Le resine epossidiche si dividono in monocomponenti e bicomponenti. Le prime nascono da una pre-miscela con un agente indurente latente, che ha la funzione di ridurre i problemi di pesatura, miscelazione e antischiuma.
Le caratteristiche dei sistemi monocomponenti
Questo tipo di resine epossidiche, secondo il dottor Siqi Huo, ricercatore specializzato in ritardanti di fiamma a base di fosforo e compositi polimerici ignifughi, sono preferibili per la produzione di massa e le applicazioni dell’industria high-tech. Il loro utilizzo garantisce, infatti, un risparmio economico, un minor impatto ambientale, una riduzione dei tempi di lavorazione e una maggiore efficienza produttiva. Rispetto alle loro “sorelle” bicomponenti, tuttavia, presentano una minore resistenza alle fiamme e sono più facilmente deperibili.
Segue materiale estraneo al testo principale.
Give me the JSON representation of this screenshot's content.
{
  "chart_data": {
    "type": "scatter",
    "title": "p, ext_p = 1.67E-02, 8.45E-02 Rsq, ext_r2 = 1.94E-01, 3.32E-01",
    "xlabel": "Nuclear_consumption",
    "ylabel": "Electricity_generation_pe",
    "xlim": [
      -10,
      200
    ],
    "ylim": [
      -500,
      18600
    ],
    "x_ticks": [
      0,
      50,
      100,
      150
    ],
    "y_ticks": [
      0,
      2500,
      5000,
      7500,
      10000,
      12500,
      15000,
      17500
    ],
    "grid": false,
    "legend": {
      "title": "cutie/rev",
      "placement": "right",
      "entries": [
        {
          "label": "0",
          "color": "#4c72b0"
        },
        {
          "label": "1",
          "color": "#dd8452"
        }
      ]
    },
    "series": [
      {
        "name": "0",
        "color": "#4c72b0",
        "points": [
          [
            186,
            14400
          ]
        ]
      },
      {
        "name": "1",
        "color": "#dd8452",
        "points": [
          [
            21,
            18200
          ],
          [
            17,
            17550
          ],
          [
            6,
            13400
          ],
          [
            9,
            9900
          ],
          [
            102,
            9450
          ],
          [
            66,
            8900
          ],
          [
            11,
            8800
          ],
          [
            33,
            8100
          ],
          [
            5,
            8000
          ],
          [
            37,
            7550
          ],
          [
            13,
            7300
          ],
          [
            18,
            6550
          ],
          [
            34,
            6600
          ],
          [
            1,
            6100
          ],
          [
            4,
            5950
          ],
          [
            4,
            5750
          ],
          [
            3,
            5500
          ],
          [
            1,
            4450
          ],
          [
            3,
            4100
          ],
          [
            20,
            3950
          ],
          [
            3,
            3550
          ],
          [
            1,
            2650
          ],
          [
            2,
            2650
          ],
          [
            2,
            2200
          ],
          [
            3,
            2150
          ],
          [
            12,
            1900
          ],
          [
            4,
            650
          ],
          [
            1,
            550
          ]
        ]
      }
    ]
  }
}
Il ruolo degli indurenti latenti
Gli imidazoli sono attualmente uno degli indurenti latenti più promettenti, ma possono agire a temperatura ambiente solo per un breve periodo, portando ad una scarsa stabilità di conservazione e una breve durata.
Inoltre, gli agenti polimerizzanti latenti imidazolo contenenti fosforo hanno una resistenza al fuoco insoddisfacente. Risolvere queste criticità è lo scopo del progetto di ricerca dell’Università del Queensland meridionale, che svilupperà oligomeri ecocompatibili e ritardanti di fiamma per sostituire le attuali resine epossidiche infiammabili comunemente utilizzate. Ciò porterà ad una riduzione dei rischi di incendio e ad una maggiore tutela dell’ambiente.